In order to investigate the problem, I analyzed the code carefully and find root cause in the bzip2 rust library.
Root Cause
The function read_to_string()
indirectly invokes std::io::default_read_to_end()
. The following is source of std::io::default_read_to_end()
:
// This uses an adaptive system to extend the vector when it fills. We want to
// avoid paying to allocate and zero a huge chunk of memory if the reader only
// has 4 bytes while still making large reads if the reader does have a ton
// of data to return. Simply tacking on an extra DEFAULT_BUF_SIZE space every
// time is 4,500 times (!) slower than a default reservation size of 32 if the
// reader has a very small amount of data to return.

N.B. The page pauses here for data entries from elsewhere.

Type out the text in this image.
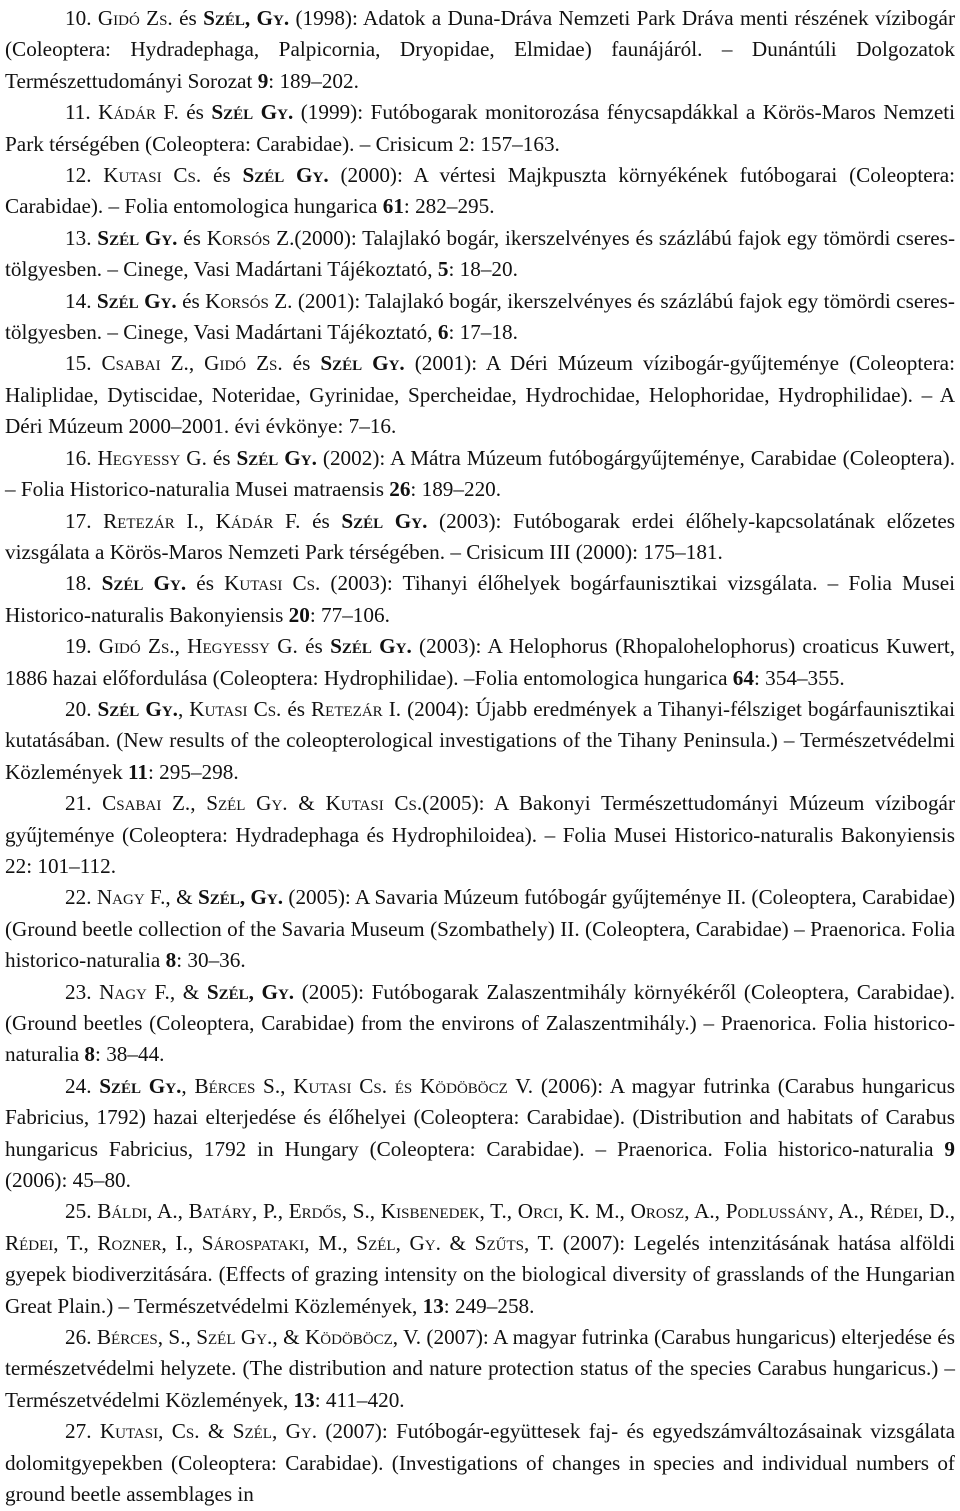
10. Gidó Zs. és Szél, Gy. (1998): Adatok a Duna-Dráva Nemzeti Park Dráva menti részének vízibogár (Coleoptera: Hydradephaga, Palpicornia, Dryopidae, Elmidae) faunájáról. – Dunántúli Dolgozatok Természettudományi Sorozat 9: 189–202.

11. Kádár F. és Szél Gy. (1999): Futóbogarak monitorozása fénycsapdákkal a Körös-Maros Nemzeti Park térségében (Coleoptera: Carabidae). – Crisicum 2: 157–163.

12. Kutasi Cs. és Szél Gy. (2000): A vértesi Majkpuszta környékének futóbogarai (Coleoptera: Carabidae). – Folia entomologica hungarica 61: 282–295.

13. Szél Gy. és Korsós Z.(2000): Talajlakó bogár, ikerszelvényes és százlábú fajok egy tömördi cseres-tölgyesben. – Cinege, Vasi Madártani Tájékoztató, 5: 18–20.

14. Szél Gy. és Korsós Z. (2001): Talajlakó bogár, ikerszelvényes és százlábú fajok egy tömördi cseres-tölgyesben. – Cinege, Vasi Madártani Tájékoztató, 6: 17–18.

15. Csabai Z., Gidó Zs. és Szél Gy. (2001): A Déri Múzeum vízibogár-gyűjteménye (Coleoptera: Haliplidae, Dytiscidae, Noteridae, Gyrinidae, Spercheidae, Hydrochidae, Helophoridae, Hydrophilidae). – A Déri Múzeum 2000–2001. évi évkönye: 7–16.

16. Hegyessy G. és Szél Gy. (2002): A Mátra Múzeum futóbogárgyűjteménye, Carabidae (Coleoptera). – Folia Historico-naturalia Musei matraensis 26: 189–220.

17. Retezár I., Kádár F. és Szél Gy. (2003): Futóbogarak erdei élőhely-kapcsolatának előzetes vizsgálata a Körös-Maros Nemzeti Park térségében. – Crisicum III (2000): 175–181.

18. Szél Gy. és Kutasi Cs. (2003): Tihanyi élőhelyek bogárfaunisztikai vizsgálata. – Folia Musei Historico-naturalis Bakonyiensis 20: 77–106.

19. Gidó Zs., Hegyessy G. és Szél Gy. (2003): A Helophorus (Rhopalohelophorus) croaticus Kuwert, 1886 hazai előfordulása (Coleoptera: Hydrophilidae). –Folia entomologica hungarica 64: 354–355.

20. Szél Gy., Kutasi Cs. és Retezár I. (2004): Újabb eredmények a Tihanyi-félsziget bogárfaunisztikai kutatásában. (New results of the coleopterological investigations of the Tihany Peninsula.) – Természetvédelmi Közlemények 11: 295–298.

21. Csabai Z., Szél Gy. & Kutasi Cs.(2005): A Bakonyi Természettudományi Múzeum vízibogár gyűjteménye (Coleoptera: Hydradephaga és Hydrophiloidea). – Folia Musei Historico-naturalis Bakonyiensis 22: 101–112.

22. Nagy F., & Szél, Gy. (2005): A Savaria Múzeum futóbogár gyűjteménye II. (Coleoptera, Carabidae) (Ground beetle collection of the Savaria Museum (Szombathely) II. (Coleoptera, Carabidae) – Praenorica. Folia historico-naturalia 8: 30–36.

23. Nagy F., & Szél, Gy. (2005): Futóbogarak Zalaszentmihály környékéről (Coleoptera, Carabidae). (Ground beetles (Coleoptera, Carabidae) from the environs of Zalaszentmihály.) – Praenorica. Folia historico-naturalia 8: 38–44.

24. Szél Gy., Bérces S., Kutasi Cs. és Ködöböcz V. (2006): A magyar futrinka (Carabus hungaricus Fabricius, 1792) hazai elterjedése és élőhelyei (Coleoptera: Carabidae). (Distribution and habitats of Carabus hungaricus Fabricius, 1792 in Hungary (Coleoptera: Carabidae). – Praenorica. Folia historico-naturalia 9 (2006): 45–80.

25. Báldi, A., Batáry, P., Erdős, S., Kisbenedek, T., Orci, K. M., Orosz, A., Podlussány, A., Rédei, D., Rédei, T., Rozner, I., Sárospataki, M., Szél, Gy. & Szűts, T. (2007): Legelés intenzitásának hatása alföldi gyepek biodiverzitására. (Effects of grazing intensity on the biological diversity of grasslands of the Hungarian Great Plain.) – Természetvédelmi Közlemények, 13: 249–258.

26. Bérces, S., Szél Gy., & Ködöböcz, V. (2007): A magyar futrinka (Carabus hungaricus) elterjedése és természetvédelmi helyzete. (The distribution and nature protection status of the species Carabus hungaricus.) – Természetvédelmi Közlemények, 13: 411–420.

27. Kutasi, Cs. & Szél, Gy. (2007): Futóbogár-együttesek faj- és egyedszámváltozásainak vizsgálata dolomitgyepekben (Coleoptera: Carabidae). (Investigations of changes in species and individual numbers of ground beetle assemblages in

pub(crate) fn default_read_to_end<R: Read + ?Sized>(r: &mut R, buf: &mut Vec<u8>) -> Result<usize> {
let start_len = buf.len();
let start_cap = buf.capacity();
let mut initialized = 0; // Extra initialized bytes from previous loop iteration
loop {
if buf.len() == buf.capacity() {
buf.reserve(32); // buf is full, need more space
}
let mut read_buf: BorrowedBuf<'_> = buf.spare_capacity_mut().into();
// SAFETY: These bytes were initialized but not filled in the previous loop
unsafe {
read_buf.set_init(initialized);
}
let mut cursor = read_buf.unfilled();
match r.read_buf(cursor.reborrow()) {
Ok(()) => {}
Err(e) if e.kind() == ErrorKind::Interrupted => continue,
Err(e) => return Err(e),
}
if cursor.written() == 0 {
return Ok(buf.len() - start_len);
}
// store how much was initialized but not filled
initialized = cursor.init_ref().len();
// SAFETY: BorrowedBuf's invariants mean this much memory is initialized.
unsafe {
let new_len = read_buf.filled().len() + buf.len();
buf.set_len(new_len);
}
if buf.len() == buf.capacity() && buf.capacity() == start_cap {
// The buffer might be an exact fit. Let's read into a probe buffer
// and see if it returns `Ok(0)`. If so, we've avoided an
// unnecessary doubling of the capacity. But if not, append the
// probe buffer to the primary buffer and let its capacity grow.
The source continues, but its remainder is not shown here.